Buying a house is a hugely intimidating process. At least it was for me. It was more expensive than what I make in years — incomprehensibly more expensive than anything else in my whole world — and I felt like I was signing over the rest of my life when I signed the papers.

Which brings me to the papers. There was a stack of them, I think it was six inches high (around 15cm for those of you who live in the civilized world). Theoretically, you read and understood every word before signing. There was what felt like a damn ceremony, where I went to some office, and signed papers for a few hours. If I started reading any of them, there was a pregnant stage wait. I could just feel the professionals thinking, “Oh my God. If this pointy-haired buyer keeps doing this, we’ll be here all day!” I’ve got news for them. If I’d read all those papers, we would have been there for several weeks.

So, in some respects, I was one of those ignorant buyers you hear about. (For instance, Krugman discussing the subprime situation, “the hundreds of thousands if not millions of American families lured into mortgage deals they didn’t understand.”) The only real difference between me and them was that when I tried to make sure I had a real estate agent I could trust, I was lucky and turned out to be right. But — and that’s a legal hole you could drive a bankruptcy through — if I’d been wrong, there could have been anything buried in that mountain of paper and I wouldn’t have known until the bills arrived. That’s true even though I’m absurdly over-educated, can do statistics and calculus, and understand a little bit about accounting and finance.

Given how easy legal obfuscation has made it to cheat people, all the professionals in the real estate and finance industries who had a part in this process do bear a great deal of the guilt for creating the situation we’re in. I’m not arguing with Krugman or anyone else who says that.
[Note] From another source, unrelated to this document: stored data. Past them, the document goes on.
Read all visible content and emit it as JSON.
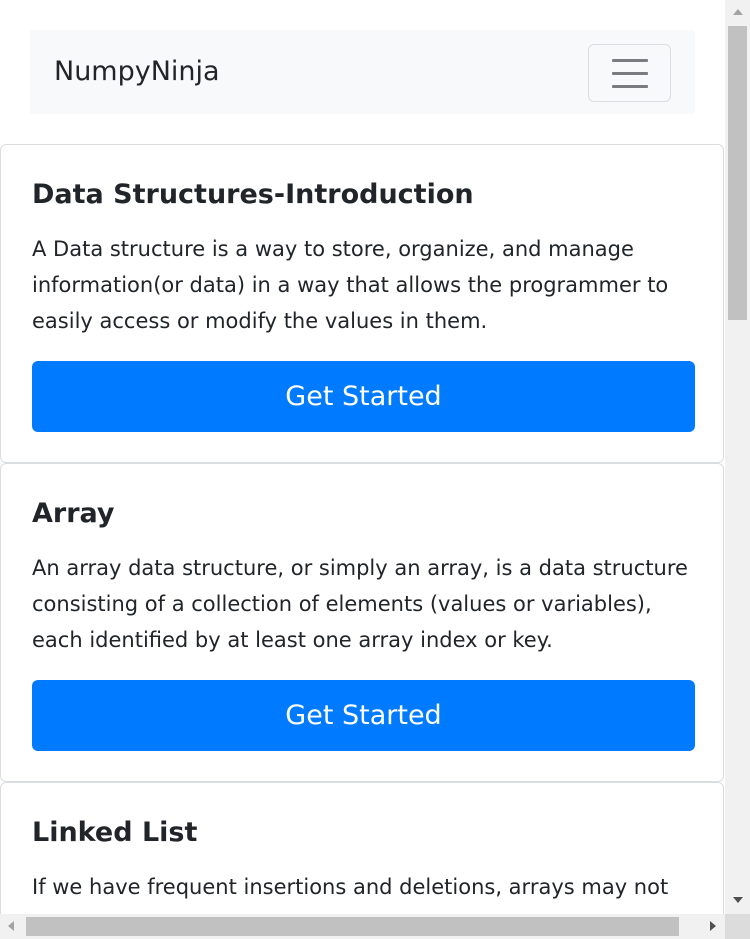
{
  "navbar": {
    "brand": "NumpyNinja",
    "toggler_icon": "hamburger-icon"
  },
  "cards": [
    {
      "title": "Data Structures-Introduction",
      "text": "A Data structure is a way to store, organize, and manage information(or data) in a way that allows the programmer to easily access or modify the values in them.",
      "button": "Get Started"
    },
    {
      "title": "Array",
      "text": "An array data structure, or simply an array, is a data structure consisting of a collection of elements (values or variables), each identified by at least one array index or key.",
      "button": "Get Started"
    },
    {
      "title": "Linked List",
      "text": "If we have frequent insertions and deletions, arrays may not"
    }
  ],
  "colors": {
    "primary": "#007bff",
    "navbar_bg": "#f8f9fa",
    "text": "#212529"
  }
}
The heaviest costs of digging ourselves out of this hole should fall on the financiers. Agreed.

It’s also clear that some buyers really were actively and unethically (if not criminally) cheated. There are too many stories of creditworthy people being steered toward higher-profit subprime loans when they could have qualified for ordinary ones. People whose ignorance was used to cheat them should have that wrong made right at whatever cost to the damn financial industry. I’m completely agreed on that, too.

However.

Some of the ignorant buyers were more than just ignorant. They were greedy, just like the bankers. Unlike the bankers, the only people they’re ruining are themselves, but the fact remains that they were not the unwilling dupes of Wall St.

They were willing. They were out there, scooping in the free money with both hands. I had people tell me that it didn’t matter how much a house cost because the monthly payments were “only” $3000, or whatever. (I live in California.) That’s called charging whatever the market will bear, but it didn’t seem to matter, because everyone knew that houses would coin hundreds of thousands of dollars a year for them from now till doomsday. I saw people re-mortgaging their houses to their maximum, then-current market value so that they could go buy Stuff.
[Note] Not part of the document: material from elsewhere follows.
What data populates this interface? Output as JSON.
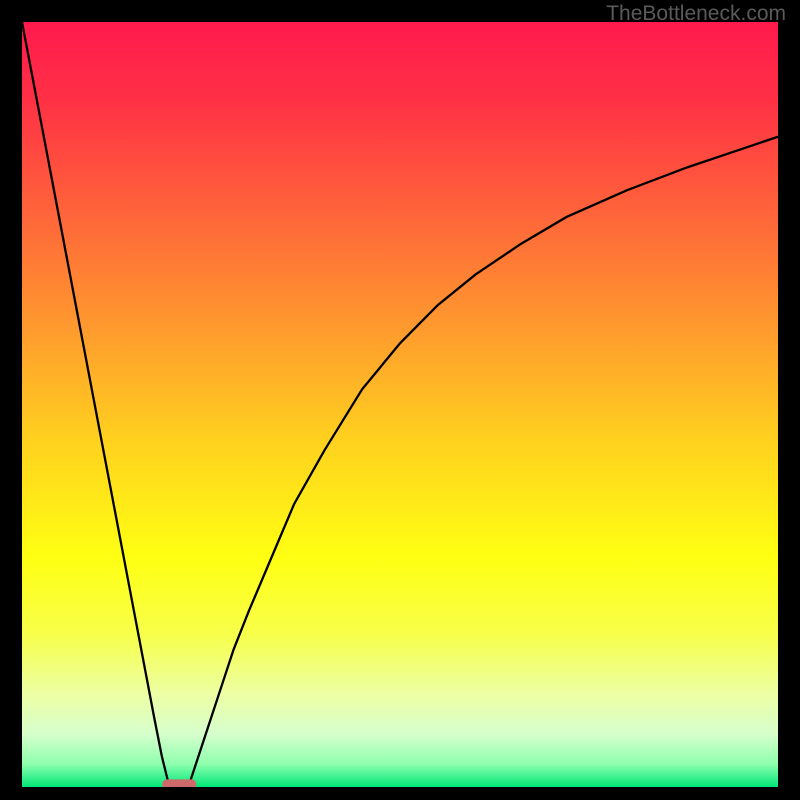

Some buyers weren’t paying close attention to the terms of their loans because they thought none of that mattered. The money was going to keep growing forever.

That’s exactly the same mistake Wall St. made, and for the same reason. If we’re ever to get a handle on Enron-style scamming, we’re going to have to acknowledge that the greed of some of us little people is right in there with the greed of the big people, creating the problem. Our greed may be a lot smaller than theirs, but there’s more of us.

And that’s why I get angry when I read about all the poor people lured into loans by Wall St. Suddenly everyone’s transformed into a Hispanic family who had trouble reading the contract.

Bullshit. There are plenty of people out there who didn’t know because they didn’t want to know. There always are and there always will be. So when we’re thinking about reforms to the financial system to prevent these sorts of meltdowns in the future, let’s try to remember that the rules are there to stop the little people from going crazy, too. The financial industry is a problem, but it’s not the only problem.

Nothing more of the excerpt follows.